Packaging research artefacts with RO-Crate

26 Aug 2021

In DataPLANT a working group formed to define a specification of an outline and packaging of research data and its context. This group worked on the specification of the Annotated Research Context (ARC) which will get finalized for the version 1.0 at the upcoming ARC hackathon beginning of September. This aligns well with the proclaimed objectives of DataPLANT regarding to the goals of research data management (RDM). The ARC builds on and implements existing standards like ISA for administrative and experimental metadata and CWL for analysis and workflow metadata. They are designed to represent digital objects that fulfill all FAIR principles and are therefore referred to as FAIR Digital Objects (FDO).

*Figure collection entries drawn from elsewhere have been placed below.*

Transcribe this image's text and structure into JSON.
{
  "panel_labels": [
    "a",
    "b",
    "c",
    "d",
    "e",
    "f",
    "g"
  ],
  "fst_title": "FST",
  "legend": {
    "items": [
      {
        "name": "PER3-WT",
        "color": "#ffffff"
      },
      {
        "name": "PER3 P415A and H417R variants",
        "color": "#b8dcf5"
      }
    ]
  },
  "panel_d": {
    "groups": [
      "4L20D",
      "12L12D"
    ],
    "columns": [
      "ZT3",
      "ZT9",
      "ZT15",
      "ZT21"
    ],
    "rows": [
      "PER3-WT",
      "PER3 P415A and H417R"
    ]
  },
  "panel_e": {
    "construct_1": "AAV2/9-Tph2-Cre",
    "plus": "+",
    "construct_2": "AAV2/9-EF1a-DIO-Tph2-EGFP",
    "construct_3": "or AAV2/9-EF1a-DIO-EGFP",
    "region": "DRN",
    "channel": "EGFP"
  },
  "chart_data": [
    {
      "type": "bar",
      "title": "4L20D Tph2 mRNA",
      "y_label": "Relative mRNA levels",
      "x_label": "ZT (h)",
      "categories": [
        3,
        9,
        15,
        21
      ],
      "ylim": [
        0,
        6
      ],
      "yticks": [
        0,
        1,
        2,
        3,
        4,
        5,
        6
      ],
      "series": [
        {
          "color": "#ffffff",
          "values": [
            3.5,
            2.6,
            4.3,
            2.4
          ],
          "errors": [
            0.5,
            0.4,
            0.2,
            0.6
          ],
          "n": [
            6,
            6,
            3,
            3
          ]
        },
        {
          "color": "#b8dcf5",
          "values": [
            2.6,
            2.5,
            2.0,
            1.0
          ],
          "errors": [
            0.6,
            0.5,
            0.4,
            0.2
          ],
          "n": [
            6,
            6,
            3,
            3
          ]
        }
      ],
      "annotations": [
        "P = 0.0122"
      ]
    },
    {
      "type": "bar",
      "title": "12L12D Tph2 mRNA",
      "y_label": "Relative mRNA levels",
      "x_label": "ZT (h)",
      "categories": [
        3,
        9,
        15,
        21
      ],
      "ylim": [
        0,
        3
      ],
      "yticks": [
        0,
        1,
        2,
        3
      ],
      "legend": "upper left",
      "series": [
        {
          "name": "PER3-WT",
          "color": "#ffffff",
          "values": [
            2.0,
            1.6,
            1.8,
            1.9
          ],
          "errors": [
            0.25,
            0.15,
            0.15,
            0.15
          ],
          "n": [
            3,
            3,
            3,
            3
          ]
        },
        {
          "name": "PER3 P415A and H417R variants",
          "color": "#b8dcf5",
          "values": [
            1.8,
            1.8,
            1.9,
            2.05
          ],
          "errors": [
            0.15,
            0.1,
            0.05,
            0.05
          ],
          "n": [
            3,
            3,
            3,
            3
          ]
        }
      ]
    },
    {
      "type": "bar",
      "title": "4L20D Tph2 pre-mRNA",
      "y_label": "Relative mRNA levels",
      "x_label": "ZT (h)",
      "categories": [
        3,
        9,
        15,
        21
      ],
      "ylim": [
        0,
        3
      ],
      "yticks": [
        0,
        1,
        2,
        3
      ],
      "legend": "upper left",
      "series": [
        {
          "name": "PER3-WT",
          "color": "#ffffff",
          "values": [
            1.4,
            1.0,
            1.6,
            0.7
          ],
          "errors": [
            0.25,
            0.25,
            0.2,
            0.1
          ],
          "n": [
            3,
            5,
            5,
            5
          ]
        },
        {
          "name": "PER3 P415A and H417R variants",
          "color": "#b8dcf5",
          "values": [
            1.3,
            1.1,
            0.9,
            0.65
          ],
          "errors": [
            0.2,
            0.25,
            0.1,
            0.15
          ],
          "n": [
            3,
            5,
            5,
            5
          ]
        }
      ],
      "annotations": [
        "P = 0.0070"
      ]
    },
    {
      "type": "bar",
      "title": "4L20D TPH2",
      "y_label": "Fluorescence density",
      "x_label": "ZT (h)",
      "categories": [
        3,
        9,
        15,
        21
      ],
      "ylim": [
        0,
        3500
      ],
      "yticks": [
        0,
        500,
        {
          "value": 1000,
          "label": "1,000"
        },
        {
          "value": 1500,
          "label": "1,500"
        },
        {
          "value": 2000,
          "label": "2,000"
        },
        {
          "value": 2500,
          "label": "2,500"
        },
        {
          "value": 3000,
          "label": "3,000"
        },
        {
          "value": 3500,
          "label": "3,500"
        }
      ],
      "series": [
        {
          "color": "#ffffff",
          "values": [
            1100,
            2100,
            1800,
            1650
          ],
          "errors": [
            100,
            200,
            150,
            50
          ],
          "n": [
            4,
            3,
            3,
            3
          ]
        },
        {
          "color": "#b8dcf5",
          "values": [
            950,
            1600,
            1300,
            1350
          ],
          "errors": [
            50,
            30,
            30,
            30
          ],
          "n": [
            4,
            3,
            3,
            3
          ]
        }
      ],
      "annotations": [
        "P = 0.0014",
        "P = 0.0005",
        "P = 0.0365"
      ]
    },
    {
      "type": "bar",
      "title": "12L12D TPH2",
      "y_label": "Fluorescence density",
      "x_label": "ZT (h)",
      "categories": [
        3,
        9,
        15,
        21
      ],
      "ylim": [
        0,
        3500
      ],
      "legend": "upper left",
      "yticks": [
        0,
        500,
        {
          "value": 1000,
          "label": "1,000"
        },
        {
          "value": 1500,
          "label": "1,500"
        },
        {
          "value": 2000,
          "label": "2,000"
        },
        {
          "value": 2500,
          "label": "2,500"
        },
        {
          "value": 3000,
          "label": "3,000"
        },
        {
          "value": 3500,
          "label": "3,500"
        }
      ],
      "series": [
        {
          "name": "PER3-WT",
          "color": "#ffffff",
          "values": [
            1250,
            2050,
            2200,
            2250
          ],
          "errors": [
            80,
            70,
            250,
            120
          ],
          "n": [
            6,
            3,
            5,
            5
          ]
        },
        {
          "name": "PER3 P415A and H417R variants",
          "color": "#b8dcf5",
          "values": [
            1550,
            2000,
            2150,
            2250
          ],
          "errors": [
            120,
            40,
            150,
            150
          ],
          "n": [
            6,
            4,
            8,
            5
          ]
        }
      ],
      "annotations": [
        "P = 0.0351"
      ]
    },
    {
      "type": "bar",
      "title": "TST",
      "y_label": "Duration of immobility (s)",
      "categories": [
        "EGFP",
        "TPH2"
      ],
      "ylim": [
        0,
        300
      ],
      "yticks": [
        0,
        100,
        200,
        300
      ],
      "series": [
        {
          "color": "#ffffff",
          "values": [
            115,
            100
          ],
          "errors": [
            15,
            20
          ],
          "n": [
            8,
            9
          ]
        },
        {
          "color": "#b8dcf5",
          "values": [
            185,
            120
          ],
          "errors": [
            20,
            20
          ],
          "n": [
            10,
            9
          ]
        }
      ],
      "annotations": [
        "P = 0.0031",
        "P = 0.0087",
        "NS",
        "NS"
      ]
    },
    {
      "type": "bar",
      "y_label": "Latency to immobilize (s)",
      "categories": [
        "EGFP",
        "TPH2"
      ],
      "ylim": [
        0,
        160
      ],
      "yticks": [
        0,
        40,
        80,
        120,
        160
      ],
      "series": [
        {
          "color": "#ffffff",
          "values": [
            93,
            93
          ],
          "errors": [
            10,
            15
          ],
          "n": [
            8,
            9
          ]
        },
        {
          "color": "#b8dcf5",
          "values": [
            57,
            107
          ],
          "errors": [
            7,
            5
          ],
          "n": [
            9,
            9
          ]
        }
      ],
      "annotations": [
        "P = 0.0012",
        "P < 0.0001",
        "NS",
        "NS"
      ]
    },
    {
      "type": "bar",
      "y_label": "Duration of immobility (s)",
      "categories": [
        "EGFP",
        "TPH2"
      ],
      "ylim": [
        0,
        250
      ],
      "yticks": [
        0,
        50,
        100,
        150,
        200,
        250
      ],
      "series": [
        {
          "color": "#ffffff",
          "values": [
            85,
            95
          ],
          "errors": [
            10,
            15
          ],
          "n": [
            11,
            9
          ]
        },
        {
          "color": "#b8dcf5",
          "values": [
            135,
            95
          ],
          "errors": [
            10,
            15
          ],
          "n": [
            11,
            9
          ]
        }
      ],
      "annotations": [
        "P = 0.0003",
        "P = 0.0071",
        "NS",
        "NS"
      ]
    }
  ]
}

For its internal structure the ARC is modeled to fulfill the requirements of the Research Object Crate (RO-Crate), an open, community-driven, and lightweight approach to packaging research artefacts along with their necessary metadata and reproduction context in a machine readable manner. The RO-Crate is based on Schema.org annotations in JSON-LD. It primarily aims at establishing best practices to formally describe metadata in an accessible and practical way for their use for a large number of scientific communities.

Following a similar concept like the ARC RO-Crate is a structured archive of all the items that contributed to research results, including their provenance, relations, annotations and various identifiers for data, tools and workflows. RO-Crate is meant to be discipline agnostic and thus being used across multiple areas, including bioinformatics, digital humanities and further domains. Colleagues active in DataPLANT contributed to a paper on RO-Crate "Packaging research artefacts with RO-Crate" which just got published as a workshop outcome at Zenodo.